Boxing in Cuba
While many people want to study abroad in Cuba, many might be interested in those already studying there; as in what the locals are studying and what their daily lives are like. Some may not know but in Cuba they study sport. Cuba is known for its passion for baseball, but did you know that boxing is also very popular?
In 1959 Fidel Castro banned professional boxing because he wanted to prevent the exploitation of corruption inherent in this activity. In fact, all sports are banned from professional competition, but amateur leagues are allowed. While the nation’s athletes would excel in international boxing awards such as the Olympics; 32 of Cuba’s 65 Olympic gold medals come from boxing, these athletes would have to defect if they wanted to cash in on their talents. In 2013, the ban was lifted from boxing to allow professional boxers join the World Series of Boxing. This means that fighters receive a modest salary and still keep their “amateur” status so that they are able to compete in the Olympics. The ban has not been lifted on any other sport to date.
Here in the United States there are many schools that offer study abroad programs but very few that offer study abroad in Cuba. The training and coaching for every type of school is different and the same is true for schools in Cuba.
A reason for Cuba’s success in boxing may be the contributions of previous champions. Generally speaking, today’s Cuban champions are tomorrow’s trainers, able to pass on their years of experience to younger generations. In Cuba, boxing trainers are also required to have an academic degree that involves 7 years of schooling.
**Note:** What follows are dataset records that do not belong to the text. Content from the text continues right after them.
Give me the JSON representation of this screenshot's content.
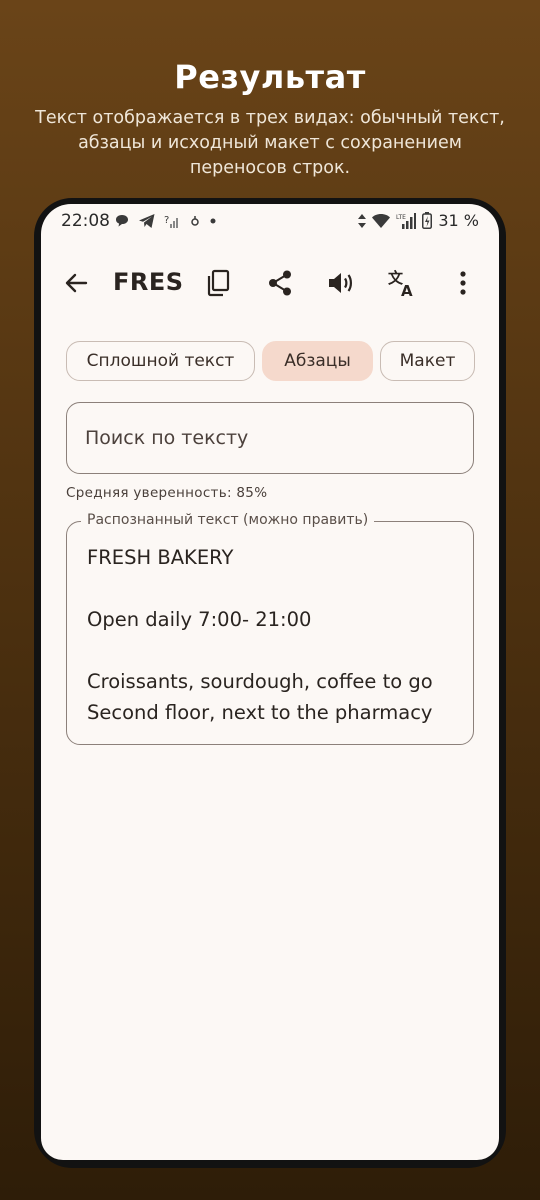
{
  "promo": {
    "title": "Результат",
    "subtitle": "Текст отображается в трех видах: обычный текст, абзацы и исходный макет с сохранением переносов строк."
  },
  "status_bar": {
    "time": "22:08",
    "battery": "31 %",
    "left_icons": [
      "message-icon",
      "telegram-icon",
      "no-signal-icon",
      "notification-icon",
      "dot-icon"
    ],
    "right_icons": [
      "data-arrows-icon",
      "wifi-icon",
      "lte-signal-icon",
      "battery-icon"
    ]
  },
  "app_bar": {
    "title": "FRES",
    "actions": [
      "copy-icon",
      "share-icon",
      "volume-icon",
      "translate-icon",
      "more-vert-icon"
    ]
  },
  "tabs": [
    {
      "label": "Сплошной текст",
      "selected": false
    },
    {
      "label": "Абзацы",
      "selected": true
    },
    {
      "label": "Макет",
      "selected": false
    }
  ],
  "search": {
    "placeholder": "Поиск по тексту"
  },
  "confidence_label": "Средняя уверенность: 85%",
  "recognized": {
    "legend": "Распознанный текст (можно править)",
    "text": "FRESH BAKERY\n\nOpen daily 7:00- 21:00\n\nCroissants, sourdough, coffee to go\nSecond floor, next to the pharmacy"
  },
  "colors": {
    "background_top": "#6a4418",
    "background_bottom": "#2e1d08",
    "screen": "#fcf8f5",
    "chip_selected": "#f5d9cc",
    "outline": "#8c807a"
  }
}
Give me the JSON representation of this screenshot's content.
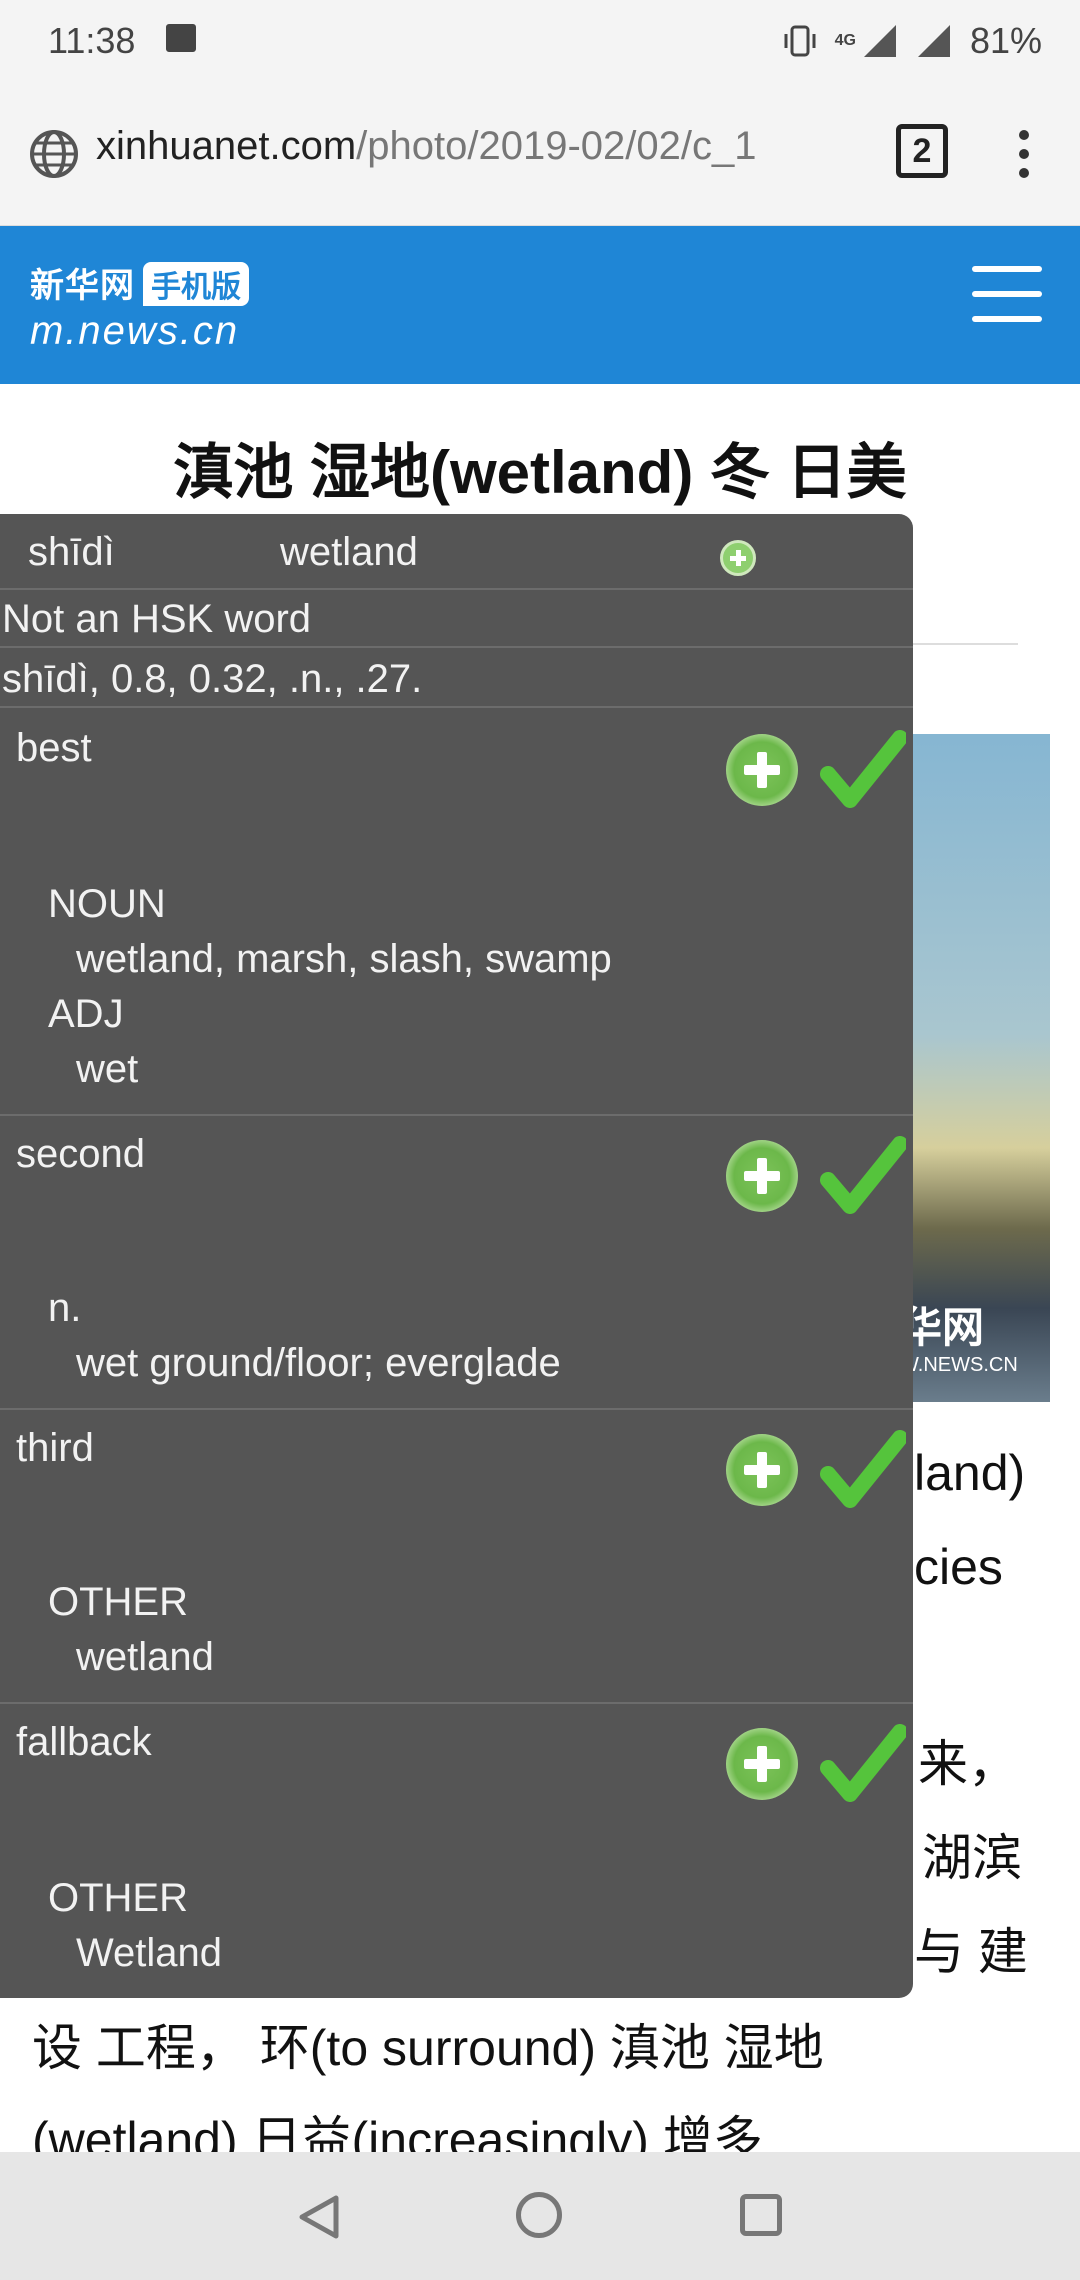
{
  "status_bar": {
    "time": "11:38",
    "network": "4G",
    "battery": "81%"
  },
  "url_bar": {
    "domain": "xinhuanet.com",
    "path": "/photo/2019-02/02/c_1",
    "tab_count": "2"
  },
  "site_header": {
    "logo_top": "新华网",
    "logo_badge": "手机版",
    "logo_url": "m.news.cn"
  },
  "article": {
    "title": "滇池 湿地(wetland) 冬 日美",
    "fragments": [
      "land)",
      "cies",
      "来，",
      "湖滨",
      "与 建"
    ],
    "line_1": "设 工程， 环(to surround) 滇池 湿地",
    "line_2": "(wetland) 日益(increasingly) 增多",
    "photo_watermark": "华网",
    "photo_watermark_sub": "W.NEWS.CN"
  },
  "popup": {
    "pinyin": "shīdì",
    "word": "wetland",
    "hsk": "Not an HSK word",
    "stats": "shīdì, 0.8, 0.32, .n., .27.",
    "sections": [
      {
        "title": "best",
        "entries": [
          {
            "pos": "NOUN",
            "def": "wetland, marsh, slash, swamp"
          },
          {
            "pos": "ADJ",
            "def": "wet"
          }
        ]
      },
      {
        "title": "second",
        "entries": [
          {
            "pos": "n.",
            "def": "wet ground/floor; everglade"
          }
        ]
      },
      {
        "title": "third",
        "entries": [
          {
            "pos": "OTHER",
            "def": "wetland"
          }
        ]
      },
      {
        "title": "fallback",
        "entries": [
          {
            "pos": "OTHER",
            "def": "Wetland"
          }
        ]
      }
    ]
  },
  "colors": {
    "header_blue": "#1f86d6",
    "popup_bg": "#555555",
    "check_green": "#55c43c"
  }
}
The boxers receive world-class training and are well educated. Another reason that Cuba has such well trained athletes is because of the government’s ability to identify and cultivate talent at a young age.
The National Institute of Sport, Physical Education, and Recreation (INDER) was created in 1961 to coordinate national sport and physical education. The INDER created many programs, including the National Institute for Sports Medicine, the National Coaches program, and the National Physical Education Institute. The INDER also created the Escuelas de Iniciacion Deportiva (EIDE) which is implemented in the primary and secondary education system to prepare the youth for sports achievement. Many of the students who excel at a certain sport compete in the Cuban summer Olympics where EIDE scouts the talent and recruits them to a specialized school that caters to just their sport. All nationals have the right to participate in sport for the purposes of recreation, health or high ranked performance; and to education, health and employment. Cuban sport remains grounded in revolutionary values; ones that teach and instill nationalism, honor and respect for their country. PE and sport are integrated and its delivery is closely articulated with health, education, community development, and political and cultural approaches.
If you ever get the chance to study abroad in Cuba just realize that there are students there studying, whether it be music, dance, literature or even sport and they are hoping to get their own chance at studying abroad.